Yes, I realize that most of these are again operational issues. But these are big operational issues that IHEs across the nation are dealing with (or choosing not to). Once we address such issues (and many others that I know are out there), we then move to phase two — passing the savings on to the student. If colleges are making additional money by renting their dorms out to cheerleading camps during the summer, that savings should be passed on to the students renting those rooms during the academic year. Does it really cost $600 a credit hour to deliver higher education at a private institution, or are we saddling students with the costs of unprofitable athletic programs or unused new facilities? How much is too much to charge an out-of-state student to attend a public institution — 150 percent of the cost to educate them, 200 percent of the cost?
At what point do we say we can do better with the resources we have? At what point do we say it is unreasonable to charge an 18-year-old nearly $50,000 a year for four (or five or six) years to earn a BA? At what point do we say it is unforgivable to saddle a 22-year-old with hundreds of thousands of dollars in student debt?

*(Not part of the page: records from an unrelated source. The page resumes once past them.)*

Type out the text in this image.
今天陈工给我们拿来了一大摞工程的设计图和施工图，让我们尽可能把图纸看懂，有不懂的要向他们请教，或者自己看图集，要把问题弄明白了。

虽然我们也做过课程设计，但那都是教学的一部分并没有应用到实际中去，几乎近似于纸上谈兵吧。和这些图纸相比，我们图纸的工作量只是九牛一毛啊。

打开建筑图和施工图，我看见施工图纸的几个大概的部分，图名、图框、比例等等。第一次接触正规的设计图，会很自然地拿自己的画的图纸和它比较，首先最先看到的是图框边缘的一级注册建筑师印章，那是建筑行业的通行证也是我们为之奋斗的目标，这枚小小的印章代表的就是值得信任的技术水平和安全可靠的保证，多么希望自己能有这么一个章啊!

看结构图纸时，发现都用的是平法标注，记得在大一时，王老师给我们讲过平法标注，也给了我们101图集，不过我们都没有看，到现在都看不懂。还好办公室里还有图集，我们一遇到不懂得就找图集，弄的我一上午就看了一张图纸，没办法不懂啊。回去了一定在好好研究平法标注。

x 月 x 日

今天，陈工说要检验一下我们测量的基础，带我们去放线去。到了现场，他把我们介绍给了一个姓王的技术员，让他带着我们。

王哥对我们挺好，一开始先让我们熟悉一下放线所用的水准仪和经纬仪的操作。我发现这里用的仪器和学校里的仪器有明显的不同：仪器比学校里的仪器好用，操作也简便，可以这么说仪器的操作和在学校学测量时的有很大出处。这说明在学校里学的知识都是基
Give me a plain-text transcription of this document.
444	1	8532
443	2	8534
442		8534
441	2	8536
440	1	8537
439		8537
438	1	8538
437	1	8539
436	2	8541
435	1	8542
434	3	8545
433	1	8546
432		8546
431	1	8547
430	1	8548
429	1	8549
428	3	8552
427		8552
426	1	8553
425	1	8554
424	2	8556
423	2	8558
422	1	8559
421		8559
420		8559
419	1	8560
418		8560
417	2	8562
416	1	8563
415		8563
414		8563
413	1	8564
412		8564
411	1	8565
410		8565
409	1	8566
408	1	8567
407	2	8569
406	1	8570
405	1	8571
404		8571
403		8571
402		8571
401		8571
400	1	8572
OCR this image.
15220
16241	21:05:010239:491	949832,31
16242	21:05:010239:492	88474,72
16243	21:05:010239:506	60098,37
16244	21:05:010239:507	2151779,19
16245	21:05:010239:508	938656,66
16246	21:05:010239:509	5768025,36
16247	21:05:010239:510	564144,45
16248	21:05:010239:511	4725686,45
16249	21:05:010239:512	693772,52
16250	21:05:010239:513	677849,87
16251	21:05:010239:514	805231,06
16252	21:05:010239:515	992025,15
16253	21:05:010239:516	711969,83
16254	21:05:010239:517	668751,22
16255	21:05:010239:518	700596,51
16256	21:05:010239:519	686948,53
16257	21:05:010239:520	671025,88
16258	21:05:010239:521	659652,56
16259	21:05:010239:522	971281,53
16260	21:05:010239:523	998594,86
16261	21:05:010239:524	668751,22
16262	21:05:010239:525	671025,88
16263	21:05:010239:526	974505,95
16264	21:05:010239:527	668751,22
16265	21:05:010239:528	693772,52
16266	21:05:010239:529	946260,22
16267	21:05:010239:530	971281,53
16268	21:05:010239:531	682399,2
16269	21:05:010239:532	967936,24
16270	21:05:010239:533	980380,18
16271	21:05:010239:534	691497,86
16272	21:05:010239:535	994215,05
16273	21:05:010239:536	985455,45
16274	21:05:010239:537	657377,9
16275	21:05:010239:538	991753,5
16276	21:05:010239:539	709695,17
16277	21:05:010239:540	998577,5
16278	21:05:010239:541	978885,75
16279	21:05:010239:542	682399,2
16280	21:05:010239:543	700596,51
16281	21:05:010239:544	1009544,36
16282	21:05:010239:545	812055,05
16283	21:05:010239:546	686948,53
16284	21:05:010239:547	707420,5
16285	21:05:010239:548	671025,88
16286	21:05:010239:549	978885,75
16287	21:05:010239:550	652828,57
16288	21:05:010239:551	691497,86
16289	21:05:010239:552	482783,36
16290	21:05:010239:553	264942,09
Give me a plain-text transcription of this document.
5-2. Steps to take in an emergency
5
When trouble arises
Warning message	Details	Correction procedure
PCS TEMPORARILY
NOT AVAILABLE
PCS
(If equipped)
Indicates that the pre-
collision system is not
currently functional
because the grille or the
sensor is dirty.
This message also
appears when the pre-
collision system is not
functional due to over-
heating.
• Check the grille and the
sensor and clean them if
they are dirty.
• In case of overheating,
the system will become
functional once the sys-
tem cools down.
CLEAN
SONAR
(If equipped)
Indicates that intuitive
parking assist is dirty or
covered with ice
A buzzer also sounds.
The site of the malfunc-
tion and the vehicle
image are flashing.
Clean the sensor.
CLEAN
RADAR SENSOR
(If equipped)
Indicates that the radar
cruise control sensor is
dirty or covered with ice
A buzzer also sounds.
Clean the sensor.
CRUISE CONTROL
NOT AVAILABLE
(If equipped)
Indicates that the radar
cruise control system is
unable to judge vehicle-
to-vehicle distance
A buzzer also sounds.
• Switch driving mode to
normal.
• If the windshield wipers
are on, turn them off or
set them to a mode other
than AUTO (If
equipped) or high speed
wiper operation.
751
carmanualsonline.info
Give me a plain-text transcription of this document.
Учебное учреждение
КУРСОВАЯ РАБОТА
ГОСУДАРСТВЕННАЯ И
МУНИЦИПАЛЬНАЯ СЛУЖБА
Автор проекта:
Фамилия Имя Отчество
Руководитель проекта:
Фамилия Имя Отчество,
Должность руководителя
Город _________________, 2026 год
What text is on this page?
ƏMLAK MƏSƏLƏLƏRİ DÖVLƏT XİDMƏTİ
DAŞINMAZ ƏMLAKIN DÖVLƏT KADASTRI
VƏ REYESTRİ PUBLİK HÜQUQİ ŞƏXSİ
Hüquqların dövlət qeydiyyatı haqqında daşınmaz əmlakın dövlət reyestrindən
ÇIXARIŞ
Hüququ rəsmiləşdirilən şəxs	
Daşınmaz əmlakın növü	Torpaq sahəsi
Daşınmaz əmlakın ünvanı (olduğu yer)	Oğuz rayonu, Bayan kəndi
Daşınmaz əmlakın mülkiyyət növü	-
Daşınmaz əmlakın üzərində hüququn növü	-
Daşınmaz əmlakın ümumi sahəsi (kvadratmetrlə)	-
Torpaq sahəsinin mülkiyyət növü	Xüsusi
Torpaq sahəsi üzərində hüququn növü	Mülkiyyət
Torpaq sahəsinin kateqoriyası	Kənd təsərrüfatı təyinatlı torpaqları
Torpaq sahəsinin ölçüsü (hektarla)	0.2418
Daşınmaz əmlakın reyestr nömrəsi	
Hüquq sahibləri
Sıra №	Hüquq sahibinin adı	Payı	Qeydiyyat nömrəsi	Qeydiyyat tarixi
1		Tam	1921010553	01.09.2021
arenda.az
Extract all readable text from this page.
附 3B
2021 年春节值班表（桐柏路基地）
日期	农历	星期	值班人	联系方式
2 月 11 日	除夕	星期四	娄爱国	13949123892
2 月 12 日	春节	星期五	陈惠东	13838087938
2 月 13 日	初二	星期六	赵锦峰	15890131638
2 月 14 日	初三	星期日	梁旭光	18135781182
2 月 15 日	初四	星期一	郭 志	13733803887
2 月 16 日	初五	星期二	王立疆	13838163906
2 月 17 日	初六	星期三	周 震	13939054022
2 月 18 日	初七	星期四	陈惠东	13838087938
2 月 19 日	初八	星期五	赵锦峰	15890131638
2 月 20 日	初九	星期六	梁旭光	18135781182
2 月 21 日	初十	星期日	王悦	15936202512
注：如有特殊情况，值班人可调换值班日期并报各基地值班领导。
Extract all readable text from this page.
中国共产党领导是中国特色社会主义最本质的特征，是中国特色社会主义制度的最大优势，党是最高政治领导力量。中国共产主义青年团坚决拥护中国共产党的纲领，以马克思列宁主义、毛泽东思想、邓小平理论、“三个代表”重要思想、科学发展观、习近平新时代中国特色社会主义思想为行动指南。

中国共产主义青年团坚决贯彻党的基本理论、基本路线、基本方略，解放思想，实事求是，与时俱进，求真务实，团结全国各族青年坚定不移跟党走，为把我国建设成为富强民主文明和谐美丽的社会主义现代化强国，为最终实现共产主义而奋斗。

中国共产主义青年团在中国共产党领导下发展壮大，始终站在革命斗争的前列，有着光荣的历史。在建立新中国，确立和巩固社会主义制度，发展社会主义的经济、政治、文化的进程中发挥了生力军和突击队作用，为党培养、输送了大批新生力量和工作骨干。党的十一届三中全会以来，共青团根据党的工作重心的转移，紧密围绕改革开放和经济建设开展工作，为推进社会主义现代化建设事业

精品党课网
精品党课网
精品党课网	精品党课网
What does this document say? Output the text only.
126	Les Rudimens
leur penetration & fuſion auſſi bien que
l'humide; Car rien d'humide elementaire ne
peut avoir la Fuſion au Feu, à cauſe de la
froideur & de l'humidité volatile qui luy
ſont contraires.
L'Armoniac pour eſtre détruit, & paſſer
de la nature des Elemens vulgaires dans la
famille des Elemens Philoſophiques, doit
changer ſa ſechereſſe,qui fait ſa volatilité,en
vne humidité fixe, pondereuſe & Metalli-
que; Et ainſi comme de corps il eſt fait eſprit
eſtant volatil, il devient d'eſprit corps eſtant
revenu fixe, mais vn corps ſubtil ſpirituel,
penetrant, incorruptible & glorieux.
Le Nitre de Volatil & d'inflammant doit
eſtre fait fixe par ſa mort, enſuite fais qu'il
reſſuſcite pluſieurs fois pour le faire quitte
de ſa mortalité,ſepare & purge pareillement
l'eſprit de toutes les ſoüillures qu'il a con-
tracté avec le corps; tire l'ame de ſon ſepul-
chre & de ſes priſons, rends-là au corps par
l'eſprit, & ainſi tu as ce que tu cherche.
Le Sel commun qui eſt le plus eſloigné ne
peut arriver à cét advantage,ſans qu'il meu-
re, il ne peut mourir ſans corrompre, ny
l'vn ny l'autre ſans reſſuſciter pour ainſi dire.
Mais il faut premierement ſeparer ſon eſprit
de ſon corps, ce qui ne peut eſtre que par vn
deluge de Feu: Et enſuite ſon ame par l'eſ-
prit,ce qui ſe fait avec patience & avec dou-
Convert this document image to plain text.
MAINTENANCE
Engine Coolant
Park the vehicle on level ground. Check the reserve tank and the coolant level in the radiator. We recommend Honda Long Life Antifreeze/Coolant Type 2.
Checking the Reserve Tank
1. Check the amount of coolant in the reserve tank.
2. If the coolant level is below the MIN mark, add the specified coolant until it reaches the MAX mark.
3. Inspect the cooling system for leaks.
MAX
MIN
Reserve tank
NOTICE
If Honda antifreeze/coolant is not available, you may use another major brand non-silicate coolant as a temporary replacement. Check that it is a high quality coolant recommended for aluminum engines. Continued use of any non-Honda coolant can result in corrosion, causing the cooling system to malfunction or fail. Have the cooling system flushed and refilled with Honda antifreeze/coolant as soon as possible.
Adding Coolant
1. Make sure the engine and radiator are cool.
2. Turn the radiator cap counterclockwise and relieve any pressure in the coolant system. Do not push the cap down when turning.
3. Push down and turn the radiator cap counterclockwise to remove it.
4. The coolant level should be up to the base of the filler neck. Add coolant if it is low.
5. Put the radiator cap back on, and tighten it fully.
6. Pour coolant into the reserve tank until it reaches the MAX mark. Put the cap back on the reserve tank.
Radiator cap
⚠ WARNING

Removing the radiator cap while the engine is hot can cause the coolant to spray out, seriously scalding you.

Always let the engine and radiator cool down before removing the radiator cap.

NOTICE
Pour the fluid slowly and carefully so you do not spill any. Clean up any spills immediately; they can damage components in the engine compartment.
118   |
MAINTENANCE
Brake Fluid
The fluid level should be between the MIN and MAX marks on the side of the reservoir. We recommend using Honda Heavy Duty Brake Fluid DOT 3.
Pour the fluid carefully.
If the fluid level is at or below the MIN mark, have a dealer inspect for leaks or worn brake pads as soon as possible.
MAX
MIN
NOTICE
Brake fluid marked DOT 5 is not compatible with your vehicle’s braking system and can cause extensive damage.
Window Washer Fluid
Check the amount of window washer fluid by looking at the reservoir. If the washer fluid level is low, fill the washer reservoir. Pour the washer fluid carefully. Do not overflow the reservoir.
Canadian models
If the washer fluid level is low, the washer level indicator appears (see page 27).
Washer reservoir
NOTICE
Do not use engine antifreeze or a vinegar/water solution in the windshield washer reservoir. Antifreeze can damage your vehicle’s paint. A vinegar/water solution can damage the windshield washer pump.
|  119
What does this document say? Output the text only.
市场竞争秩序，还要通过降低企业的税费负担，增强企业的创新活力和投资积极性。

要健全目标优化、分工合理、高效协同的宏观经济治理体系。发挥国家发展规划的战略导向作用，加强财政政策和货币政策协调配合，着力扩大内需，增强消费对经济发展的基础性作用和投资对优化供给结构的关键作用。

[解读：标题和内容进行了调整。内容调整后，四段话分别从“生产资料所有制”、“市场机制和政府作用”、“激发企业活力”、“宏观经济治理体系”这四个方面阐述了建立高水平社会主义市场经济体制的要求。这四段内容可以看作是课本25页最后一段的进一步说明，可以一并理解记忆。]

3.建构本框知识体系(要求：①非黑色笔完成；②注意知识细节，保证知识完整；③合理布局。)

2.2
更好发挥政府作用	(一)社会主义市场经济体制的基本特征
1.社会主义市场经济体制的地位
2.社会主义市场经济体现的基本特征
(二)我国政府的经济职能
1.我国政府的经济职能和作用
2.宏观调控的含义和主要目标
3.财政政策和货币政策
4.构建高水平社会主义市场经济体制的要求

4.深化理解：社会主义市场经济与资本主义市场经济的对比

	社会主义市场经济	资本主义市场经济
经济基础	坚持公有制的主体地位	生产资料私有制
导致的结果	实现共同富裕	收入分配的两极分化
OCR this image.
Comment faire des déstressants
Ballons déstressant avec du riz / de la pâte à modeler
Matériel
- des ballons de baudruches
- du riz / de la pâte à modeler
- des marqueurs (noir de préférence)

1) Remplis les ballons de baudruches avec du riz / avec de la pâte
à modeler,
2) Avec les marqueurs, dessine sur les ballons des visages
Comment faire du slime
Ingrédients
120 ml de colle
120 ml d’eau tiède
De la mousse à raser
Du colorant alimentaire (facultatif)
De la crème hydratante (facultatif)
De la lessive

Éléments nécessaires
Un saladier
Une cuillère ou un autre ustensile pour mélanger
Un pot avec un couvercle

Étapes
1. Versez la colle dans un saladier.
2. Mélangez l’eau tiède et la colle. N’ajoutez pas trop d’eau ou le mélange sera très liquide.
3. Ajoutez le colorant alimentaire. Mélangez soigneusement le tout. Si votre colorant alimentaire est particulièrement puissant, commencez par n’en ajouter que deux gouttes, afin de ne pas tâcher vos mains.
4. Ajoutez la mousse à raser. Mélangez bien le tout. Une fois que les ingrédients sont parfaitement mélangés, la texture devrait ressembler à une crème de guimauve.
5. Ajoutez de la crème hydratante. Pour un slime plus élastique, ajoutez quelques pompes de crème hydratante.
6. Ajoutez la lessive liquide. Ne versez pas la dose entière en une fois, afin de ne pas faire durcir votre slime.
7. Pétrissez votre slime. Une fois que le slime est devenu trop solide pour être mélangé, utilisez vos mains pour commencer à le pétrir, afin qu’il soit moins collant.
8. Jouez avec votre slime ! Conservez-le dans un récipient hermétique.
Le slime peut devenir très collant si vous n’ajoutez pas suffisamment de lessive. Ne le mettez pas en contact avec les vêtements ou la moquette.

Operational costs are important. But the true cost of college is what the consumer is paying. If we really expect every student today to go to college, if we demand postsecondary education in order to get a good job and participate in the 21st century workplace, then we have to do something about costs. And I mean real, out-of-my-wallet costs. Reducing overall operating expenditures so tuition rates simply increase 5.5 percent this year simply won’t cut it.